Former teammates and coaches at every level used similar language when discussing the affable Ogden, the 6-9, 345-pound tackle who will be inducted to the Pro Football Hall of Fame on Saturday night. The rest of the Class of 2013 comprises Larry Allen, Cris Carter, Curley Culp, Bill Parcells, Dave Robinson and Warren Sapp.
The night before the ceremony, Mohler, former St. Albans athletic director Dave Baad and former Bulldogs football coach Doug Boswell plan to host a party at a Canton, Ohio, tavern to reminisce about the third player born and raised in the nation’s capital to be enshrined. (The others are Willie Wood and Len Ford, both from defunct Armstrong High.)

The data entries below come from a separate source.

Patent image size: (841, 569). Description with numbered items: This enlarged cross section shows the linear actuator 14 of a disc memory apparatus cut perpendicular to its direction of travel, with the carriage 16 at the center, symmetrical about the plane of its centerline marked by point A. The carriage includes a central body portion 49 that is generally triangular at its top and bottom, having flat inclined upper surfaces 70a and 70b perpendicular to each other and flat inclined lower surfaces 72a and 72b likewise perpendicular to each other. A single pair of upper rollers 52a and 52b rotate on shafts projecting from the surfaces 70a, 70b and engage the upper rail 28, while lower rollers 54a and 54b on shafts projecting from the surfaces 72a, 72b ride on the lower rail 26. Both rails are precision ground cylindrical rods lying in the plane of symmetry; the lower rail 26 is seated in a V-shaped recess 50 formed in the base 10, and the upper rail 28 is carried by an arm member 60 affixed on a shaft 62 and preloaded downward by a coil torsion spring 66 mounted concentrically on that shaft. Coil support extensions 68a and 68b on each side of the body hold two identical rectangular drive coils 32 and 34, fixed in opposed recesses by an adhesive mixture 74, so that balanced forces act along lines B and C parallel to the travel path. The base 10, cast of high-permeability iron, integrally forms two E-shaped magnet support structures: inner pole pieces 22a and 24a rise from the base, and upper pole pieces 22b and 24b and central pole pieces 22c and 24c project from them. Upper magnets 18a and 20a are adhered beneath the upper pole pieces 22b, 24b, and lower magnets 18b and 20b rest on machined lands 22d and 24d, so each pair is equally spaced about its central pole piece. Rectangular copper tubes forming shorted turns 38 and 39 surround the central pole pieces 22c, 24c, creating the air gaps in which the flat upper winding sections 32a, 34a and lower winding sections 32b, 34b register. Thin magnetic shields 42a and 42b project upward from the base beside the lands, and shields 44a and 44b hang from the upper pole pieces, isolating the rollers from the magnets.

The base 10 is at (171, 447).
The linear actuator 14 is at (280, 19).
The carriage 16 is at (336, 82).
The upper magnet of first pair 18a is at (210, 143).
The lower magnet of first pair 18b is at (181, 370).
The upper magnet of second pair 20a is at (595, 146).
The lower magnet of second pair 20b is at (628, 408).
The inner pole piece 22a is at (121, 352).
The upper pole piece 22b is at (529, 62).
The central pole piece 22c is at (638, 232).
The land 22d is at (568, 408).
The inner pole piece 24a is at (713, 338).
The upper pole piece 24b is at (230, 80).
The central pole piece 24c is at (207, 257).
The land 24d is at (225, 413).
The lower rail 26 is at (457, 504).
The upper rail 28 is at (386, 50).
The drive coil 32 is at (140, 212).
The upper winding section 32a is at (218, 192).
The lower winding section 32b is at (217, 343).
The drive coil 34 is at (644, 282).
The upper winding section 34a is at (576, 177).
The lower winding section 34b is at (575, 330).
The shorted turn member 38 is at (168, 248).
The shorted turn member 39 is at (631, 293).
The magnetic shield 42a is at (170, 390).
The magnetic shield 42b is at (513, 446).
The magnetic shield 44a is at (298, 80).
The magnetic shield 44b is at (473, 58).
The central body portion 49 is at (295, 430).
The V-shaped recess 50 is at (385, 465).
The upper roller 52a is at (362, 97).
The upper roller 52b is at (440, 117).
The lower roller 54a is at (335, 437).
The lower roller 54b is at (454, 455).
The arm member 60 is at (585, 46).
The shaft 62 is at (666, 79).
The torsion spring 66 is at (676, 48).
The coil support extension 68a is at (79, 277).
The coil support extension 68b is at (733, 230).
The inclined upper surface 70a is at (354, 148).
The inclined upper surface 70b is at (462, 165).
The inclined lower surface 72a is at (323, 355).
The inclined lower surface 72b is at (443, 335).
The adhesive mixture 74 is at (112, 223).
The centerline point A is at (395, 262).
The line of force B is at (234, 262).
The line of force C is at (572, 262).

“I vividly remember a game, and it was a pulling play for him,” said Mark Hammond, a high school teammate who played college football at Navy. “I just remember on the film that you saw, it was a defensive end I think, all of a sudden you see the guy completely gone because he’s been completely enveloped within Oggie’s frame. It was almost an unfair match whenever he lined up.”
Those closest to Ogden in high school also mentioned the influence Skip Grant, the retired longtime athletic director and track and field coach at St. Albans, had on a young man whose father was an investment banker and whose mother is the executive director for a nonprofit helping minority students attend law school.
Under Grant’s tutelage, Ogden became All-Met in the shot put and still holds school records in that event and the discus. Grant laughs these days when he recalls how Odgen dwarfed students and faculty alike as he roamed the hallways in between classes.
“Definitely the folks at St. Albans had a huge influence on me,” Ogden said. “Skip Grant was really one of the first people. Honestly, integrity, he walked it and lived it. These guys, they taught you good lessons in life. St. Albans taught you a lot. I mean, it teaches you how to think for yourself, how to become a better citizen. Those are lessons that I definitely took.”